Both sides are attempting to anticipate the disruptor qualities you and yours bring to this since you are as likely to send someone in to steal all the balls as you are to come in yourself and shove the table out of the way with some huge-ass shiny-object distraction, like escalating 5% tariffs on Mexico. So this ping pong match that’s playing out has an oddly distracted and self-conscious feel to it; neither side is truly in “the zone” since it’s not enough to just focus on the direct opponent’s moves. This sort of complication isn’t unique to this situation; no momentous within party debate ever plays out in an ideological vacuum. What the other party is going to do with whatever is decided, and with the debate itself, must always be considered. Plus, the stakes are that much higher when the other party has no moral or ethical constraints on its behavior and is happy as hell to cheat like crazy. I wanted to come up with a good sport analogy for you all, but nothing is working except maybe the idea of cheating as sport – seeing what you can get away with.
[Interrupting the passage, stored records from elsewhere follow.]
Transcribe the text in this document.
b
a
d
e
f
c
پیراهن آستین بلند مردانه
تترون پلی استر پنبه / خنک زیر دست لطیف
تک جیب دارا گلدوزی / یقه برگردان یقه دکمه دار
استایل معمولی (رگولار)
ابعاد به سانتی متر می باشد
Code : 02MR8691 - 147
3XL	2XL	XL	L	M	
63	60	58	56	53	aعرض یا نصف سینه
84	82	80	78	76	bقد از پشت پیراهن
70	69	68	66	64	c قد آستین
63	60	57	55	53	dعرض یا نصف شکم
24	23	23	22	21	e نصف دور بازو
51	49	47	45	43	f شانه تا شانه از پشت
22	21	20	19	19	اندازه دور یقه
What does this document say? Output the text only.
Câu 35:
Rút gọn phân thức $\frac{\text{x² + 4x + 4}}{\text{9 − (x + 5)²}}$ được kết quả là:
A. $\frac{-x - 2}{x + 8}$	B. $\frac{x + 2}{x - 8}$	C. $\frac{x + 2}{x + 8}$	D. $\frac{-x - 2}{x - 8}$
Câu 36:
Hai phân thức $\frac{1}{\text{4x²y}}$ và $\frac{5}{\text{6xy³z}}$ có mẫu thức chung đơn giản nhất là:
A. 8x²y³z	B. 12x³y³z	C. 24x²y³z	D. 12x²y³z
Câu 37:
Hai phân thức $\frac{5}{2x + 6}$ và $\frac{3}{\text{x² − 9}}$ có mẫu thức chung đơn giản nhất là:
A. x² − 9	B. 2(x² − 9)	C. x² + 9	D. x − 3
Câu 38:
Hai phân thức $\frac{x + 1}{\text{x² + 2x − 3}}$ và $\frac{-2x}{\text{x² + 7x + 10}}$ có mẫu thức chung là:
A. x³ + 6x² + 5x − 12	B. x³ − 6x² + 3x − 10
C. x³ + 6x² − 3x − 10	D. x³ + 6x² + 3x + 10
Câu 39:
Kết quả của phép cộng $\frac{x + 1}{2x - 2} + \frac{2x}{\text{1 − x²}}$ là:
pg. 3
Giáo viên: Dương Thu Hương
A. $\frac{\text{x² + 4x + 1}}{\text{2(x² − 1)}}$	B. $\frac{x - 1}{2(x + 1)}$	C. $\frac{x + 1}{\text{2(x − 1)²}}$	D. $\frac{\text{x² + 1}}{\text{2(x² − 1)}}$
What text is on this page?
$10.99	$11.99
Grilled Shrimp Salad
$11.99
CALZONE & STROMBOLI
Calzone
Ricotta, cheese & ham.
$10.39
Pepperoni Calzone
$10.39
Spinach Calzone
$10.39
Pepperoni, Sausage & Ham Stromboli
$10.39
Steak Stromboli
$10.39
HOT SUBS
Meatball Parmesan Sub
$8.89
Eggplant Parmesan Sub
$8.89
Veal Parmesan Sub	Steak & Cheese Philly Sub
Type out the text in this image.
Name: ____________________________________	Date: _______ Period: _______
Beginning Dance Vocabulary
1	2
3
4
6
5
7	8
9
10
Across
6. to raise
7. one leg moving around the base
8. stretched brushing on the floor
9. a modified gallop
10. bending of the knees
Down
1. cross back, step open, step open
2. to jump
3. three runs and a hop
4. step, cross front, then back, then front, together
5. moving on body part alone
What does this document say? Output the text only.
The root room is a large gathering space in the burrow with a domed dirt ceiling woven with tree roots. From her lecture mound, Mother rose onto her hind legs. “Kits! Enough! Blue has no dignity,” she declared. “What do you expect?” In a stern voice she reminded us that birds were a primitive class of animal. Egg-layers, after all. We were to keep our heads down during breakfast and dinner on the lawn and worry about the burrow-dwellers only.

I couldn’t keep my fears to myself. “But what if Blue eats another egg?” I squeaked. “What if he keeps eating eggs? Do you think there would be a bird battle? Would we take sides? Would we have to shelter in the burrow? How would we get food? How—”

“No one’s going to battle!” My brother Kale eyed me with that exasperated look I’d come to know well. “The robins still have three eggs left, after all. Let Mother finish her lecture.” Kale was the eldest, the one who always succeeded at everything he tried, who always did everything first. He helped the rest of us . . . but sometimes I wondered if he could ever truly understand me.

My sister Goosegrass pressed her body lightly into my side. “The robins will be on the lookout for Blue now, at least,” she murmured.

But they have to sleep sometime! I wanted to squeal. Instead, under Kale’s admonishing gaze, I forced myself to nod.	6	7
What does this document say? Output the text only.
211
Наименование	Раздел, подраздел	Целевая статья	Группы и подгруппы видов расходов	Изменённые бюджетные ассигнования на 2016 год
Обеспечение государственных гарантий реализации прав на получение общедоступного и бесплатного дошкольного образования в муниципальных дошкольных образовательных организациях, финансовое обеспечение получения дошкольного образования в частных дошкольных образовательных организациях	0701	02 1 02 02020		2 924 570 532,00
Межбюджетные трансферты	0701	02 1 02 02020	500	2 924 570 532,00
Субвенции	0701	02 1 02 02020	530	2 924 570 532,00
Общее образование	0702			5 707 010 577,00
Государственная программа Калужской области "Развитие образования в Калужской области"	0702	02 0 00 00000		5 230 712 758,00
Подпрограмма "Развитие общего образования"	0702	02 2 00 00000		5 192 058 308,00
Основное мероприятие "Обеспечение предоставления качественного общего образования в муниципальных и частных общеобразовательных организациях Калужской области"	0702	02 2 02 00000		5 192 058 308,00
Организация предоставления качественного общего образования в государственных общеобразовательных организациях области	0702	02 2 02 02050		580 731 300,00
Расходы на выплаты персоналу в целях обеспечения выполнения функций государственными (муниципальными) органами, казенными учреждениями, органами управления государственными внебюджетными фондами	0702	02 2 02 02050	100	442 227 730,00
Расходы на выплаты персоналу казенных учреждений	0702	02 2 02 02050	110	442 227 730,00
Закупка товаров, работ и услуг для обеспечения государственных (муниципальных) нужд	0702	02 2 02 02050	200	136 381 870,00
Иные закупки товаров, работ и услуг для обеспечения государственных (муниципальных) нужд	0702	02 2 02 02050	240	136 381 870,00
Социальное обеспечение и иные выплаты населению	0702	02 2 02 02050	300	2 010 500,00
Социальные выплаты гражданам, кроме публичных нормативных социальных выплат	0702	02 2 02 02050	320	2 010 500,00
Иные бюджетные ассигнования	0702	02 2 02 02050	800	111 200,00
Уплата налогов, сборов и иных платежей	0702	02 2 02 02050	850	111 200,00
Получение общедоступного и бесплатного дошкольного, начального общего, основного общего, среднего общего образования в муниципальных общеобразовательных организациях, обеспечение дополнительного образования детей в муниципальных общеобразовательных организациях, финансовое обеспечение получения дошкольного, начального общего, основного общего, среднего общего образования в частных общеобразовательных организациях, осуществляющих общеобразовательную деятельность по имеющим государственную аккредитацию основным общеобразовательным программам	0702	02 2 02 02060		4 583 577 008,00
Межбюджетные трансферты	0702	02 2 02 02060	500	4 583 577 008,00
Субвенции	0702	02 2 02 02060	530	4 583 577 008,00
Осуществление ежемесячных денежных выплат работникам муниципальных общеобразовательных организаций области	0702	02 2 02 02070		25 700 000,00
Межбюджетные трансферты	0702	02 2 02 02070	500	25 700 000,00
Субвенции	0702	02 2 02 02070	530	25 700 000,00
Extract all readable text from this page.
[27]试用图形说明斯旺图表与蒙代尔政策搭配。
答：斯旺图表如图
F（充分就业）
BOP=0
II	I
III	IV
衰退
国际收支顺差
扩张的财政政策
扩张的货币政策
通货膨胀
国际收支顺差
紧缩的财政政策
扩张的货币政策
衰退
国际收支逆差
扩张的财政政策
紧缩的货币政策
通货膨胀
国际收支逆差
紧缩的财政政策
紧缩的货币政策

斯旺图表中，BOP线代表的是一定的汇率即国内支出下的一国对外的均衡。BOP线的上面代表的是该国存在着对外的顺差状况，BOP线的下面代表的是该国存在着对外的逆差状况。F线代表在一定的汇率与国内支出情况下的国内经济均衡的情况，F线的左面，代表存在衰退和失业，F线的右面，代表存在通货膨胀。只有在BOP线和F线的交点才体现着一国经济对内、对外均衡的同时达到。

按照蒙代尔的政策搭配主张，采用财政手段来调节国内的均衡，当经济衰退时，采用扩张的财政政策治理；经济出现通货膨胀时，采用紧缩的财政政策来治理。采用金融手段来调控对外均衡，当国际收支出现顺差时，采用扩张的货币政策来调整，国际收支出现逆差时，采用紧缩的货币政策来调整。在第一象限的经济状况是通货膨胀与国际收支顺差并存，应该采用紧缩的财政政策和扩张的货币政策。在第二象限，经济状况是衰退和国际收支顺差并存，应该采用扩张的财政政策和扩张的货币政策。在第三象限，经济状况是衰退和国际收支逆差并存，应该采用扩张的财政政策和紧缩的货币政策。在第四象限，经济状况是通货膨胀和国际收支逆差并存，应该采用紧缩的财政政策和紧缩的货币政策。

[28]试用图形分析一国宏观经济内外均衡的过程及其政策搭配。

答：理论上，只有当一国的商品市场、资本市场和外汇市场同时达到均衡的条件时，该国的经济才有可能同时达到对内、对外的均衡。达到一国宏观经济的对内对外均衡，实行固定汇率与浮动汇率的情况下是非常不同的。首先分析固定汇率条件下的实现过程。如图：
Last night I read Donna Edwards’s WP opinion piece in which she argues that the Democrats need to get the players involved in the Special Counsel report on TV, in front of the American people – Mueller, people who worked with him, people from your administration who testified, etc. She said that showing us rather than telling us what is in the report, and what is behind the report, will be far more effective at helping the country come along to the need for impeachment inquiries than leaving it in massive tome-form that most of us won’t read and can’t really understand anyway.

I think she’s right. It was an altogether different experience listening to Robert Mueller on NPR the other morning, hearing the quaver in his voice and the solemnity with which he chose his words, than reading almost the exact same thing in excerpts of the report. We need real people with real connection to of all this to animate and breathe life into what happened and what the implications are if we don’t address it head on. We need real reality TV to help us sort through this mess and to take it out of the heady, “over-there” space it’s largely occupied.

The other wise person who weighed in on all this in the last 24 hours is Eugene Robinson (WP, again) and he said: “So I don’t think the political calculus is at all clear. The moral calculus is a different story.” Absolutely. The moral calculus is clear as day and it demands that impeachment inquiries begin and that we stop this damn ping pong game.

May we be willing to risk political consequences in service of moral clarity.
May we be willing to stop debating and move to impeachment inquiries.
May we be willing to care for the health of our democracy even when it is really, really hard.
May you not start a war (of any sort).